Throughout my sojourn at college, there was a lot of talk about these pharmacy technicians.  Internships were scarce in that protoplasmic era, and these doggone technicians weren't  making it any easier, we collectively surmised.   And the obscure future – when our hands  would be stamped with the indelible RPh – what then?   Technicians  would he there too, peeling into the job market, hundreds of  them for every pharmacist.  How could we ever rent the ‘Vet of  our dreams while on unemployment?  Our overly-educated  prospects seemed dimmer  than Tokyo's odds in a Godzilla movie.  Lordy!  Technicians would be everywhere!  

Many a student examined such a fate, a life without Brooks Brothers suits, matching pants, and clean shirts, and would shake their heads, and with typewriters tucked under arms go on to dental school.


But this is sheer fol-der-ol, just  another one of those pernicious, unhealthy attitudes you  read about (you are reading this, right?  I’d hate to be talking to myself, but then I do that already).  After all, what is a technician?  Webster's (and  intuition) tells us that a technician is a skilled worker in  a technical field.   And community pharmacy is a technical  field, indeed; an hour's paperwork could choke a goodly sized  cow.  Automation may have supplanted the traditional  ideas of secundem artem, but the fear that an intern's or pharmacist's position would be vanquished in the name of Supportive Personnel is a hollow one: it doesn't take five  years to learn filling insurance form or run counting machine.  It just seems that way.  Also, interns come and interns go, where a great technician is apt to persevere and be considered a platinum-level asset.

Time is important in developing a skilled worker (the lack of it merely causes frustration, and Frustration Personified is being an intern worrying about a p 'col exam while trying to  figure out why Blue Cross would ever reject that stupid form for the third time).

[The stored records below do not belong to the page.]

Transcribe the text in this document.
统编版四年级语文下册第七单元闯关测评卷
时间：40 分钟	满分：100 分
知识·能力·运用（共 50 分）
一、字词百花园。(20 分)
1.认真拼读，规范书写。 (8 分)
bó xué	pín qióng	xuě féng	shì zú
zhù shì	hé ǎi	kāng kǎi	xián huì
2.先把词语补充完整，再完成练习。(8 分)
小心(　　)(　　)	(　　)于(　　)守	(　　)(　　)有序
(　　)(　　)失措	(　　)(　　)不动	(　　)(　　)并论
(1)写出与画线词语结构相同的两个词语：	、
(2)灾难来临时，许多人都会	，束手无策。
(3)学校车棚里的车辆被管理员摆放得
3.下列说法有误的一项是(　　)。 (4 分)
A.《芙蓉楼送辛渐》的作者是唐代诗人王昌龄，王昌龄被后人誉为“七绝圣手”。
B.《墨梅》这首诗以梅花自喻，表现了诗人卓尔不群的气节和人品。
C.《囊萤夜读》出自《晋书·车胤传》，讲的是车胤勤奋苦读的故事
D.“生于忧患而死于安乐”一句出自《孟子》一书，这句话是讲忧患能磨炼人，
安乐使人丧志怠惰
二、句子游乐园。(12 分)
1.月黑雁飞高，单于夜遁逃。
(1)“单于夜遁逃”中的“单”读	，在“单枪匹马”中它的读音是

So far, this illiterate escapade has had a lot to do with  paranoia and precious little with Supportive Personnel and the Retail Experience.  Protracted time in college can do that to a person...that and the shock that you've been trained as a bench chemist to manage a hardware store, with the carefully accumulated education just a means to that end.  This is where technicians make the difference, by allowing the pharmacist to develop a new secundem artem.

Namely, the wave of the future – Clinical pharmacy! (cue the balloons)  And, as Kermit would say, "Yaaaaaay!"

So, let us examine, herald, and fully support this all-important Supportive Personnel.   Until recently, there was no set program for a pharmacy technician, no special training beyond hands-on experience.  Often, a technician began as a clerk who just happened to be assigned to the prescription counter.   What was lacking in all this was standardization.  In a world of semantics, one man's technician would be another man's clerk.  

Without some academic continuity, the position of technician would have little meaning besides the title.  Ohio offered the first collegiate-level program, and in Michigan community colleges, similar courses are being offered.  This State has also taken to the idea of certification for technicians, and the MPA has opened its doors to membership, as well as providing educational seminars for technicians.

Is certification of supportive personnel the answer?  If it is, I must have forgotten the question.  I think it had something to do with a tawdry antechamber, but I've  been wrong before... 



Addendum, in 2022:
(At the writing of this collection of sentences, pharmacy technician certification was an option, rarely pursued, and frankly, not heavily promoted among the average pharmacist in the 1970s.  Even a survey in the early 2000s suggesting mandatory certification, or even licensure, revealed  strong resistence in Michigan, mostly among rural, independent pharmacies.  Certification can still be obtained through study and testing, without a specific college-level training, and pharmacy technicians are now required to be licensed with the State of Michigan.  The 2001 survey can be read in its entirety at -  Pharmacist Attitudes - oddly enough, a survey paper on this very website and blog).